Transplant surgeon acquitted in San Luis Obispo organ harvesting case

Hootan Roozrokh was accused of trying to hasten a patient's death to procure his organs. The case is believed to be the first of its kind in the U.S.

A San Luis Obispo jury today acquitted a transplant surgeon accused of trying to hasten a patient's death to procure his organs.

The case against Dr. Hootan Roozrokh, believed to the first of its kind in the United States, was watched intensely by doctors and other professionals involved in transplant surgeries. Experts feared that a conviction would turn away potential donors, their families and even some of the doctors who harvest organs.

During the two-month trial, Roozrokh was cast by prosecutors as a predator who crossed established ethical boundaries in a failed attempt to acquire organs from a dying 25-year-old patient.

The defense contended that Roozrokh did nothing illegal or improper -- and acted only with compassion toward Ruben Navarro, a comatose 70-pound man who suffered from a painful, wasting neurological disease.

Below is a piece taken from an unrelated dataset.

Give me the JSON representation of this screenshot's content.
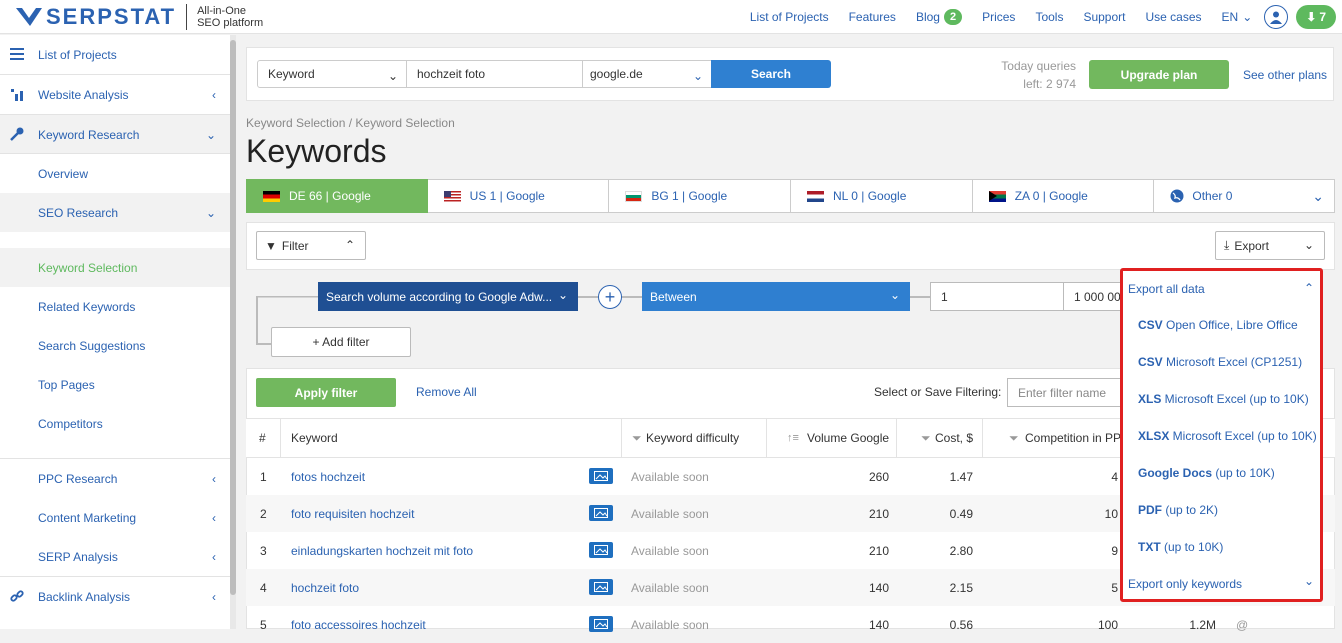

Roozrokh was found not guilty of one charge of dependent adult abuse, a felony that carries a prison sentence of up to four years. Two other charges were dropped at a preliminary hearing earlier this year.

On the night of Feb. 3, 2006, Navarro was close to death at Sierra Vista Regional Medical Center in San Luis Obispo. He had suffered a heart attack days earlier at a nearby care home. His mother, Rosa Navarro, had given permission for organ donation, and a team that included Roozrokh flew in from San Francisco on behalf of a regional transplant network.

Roozrokh, who had just completed a Stanford University fellowship months before, was to supervise what is known as a "donation after cardiac death," a procedure that had never been performed at the 165-bed hospital. At the time, Roozrokh was on the staff of Kaiser Permanente's since-shuttered kidney program.

In most transplants, surgery occurs only after a patient is declared brain-dead. In donations after cardiac death, a patient's brain is irreversibly damaged, though functioning minimally. The patient may die minutes -- or hours -- after life support is removed, but organs are only usable if they can be retrieved within 30 minutes after the machines are turned off.

According to prosecutors, Roozrokh ordered up excessive doses of the painkiller morphine and Ativan, an anti-anxiety drug, so that Navarro would die within that crucial half-hour. As it turned out, he died eight hours later and Roozrokh did not remove any organs.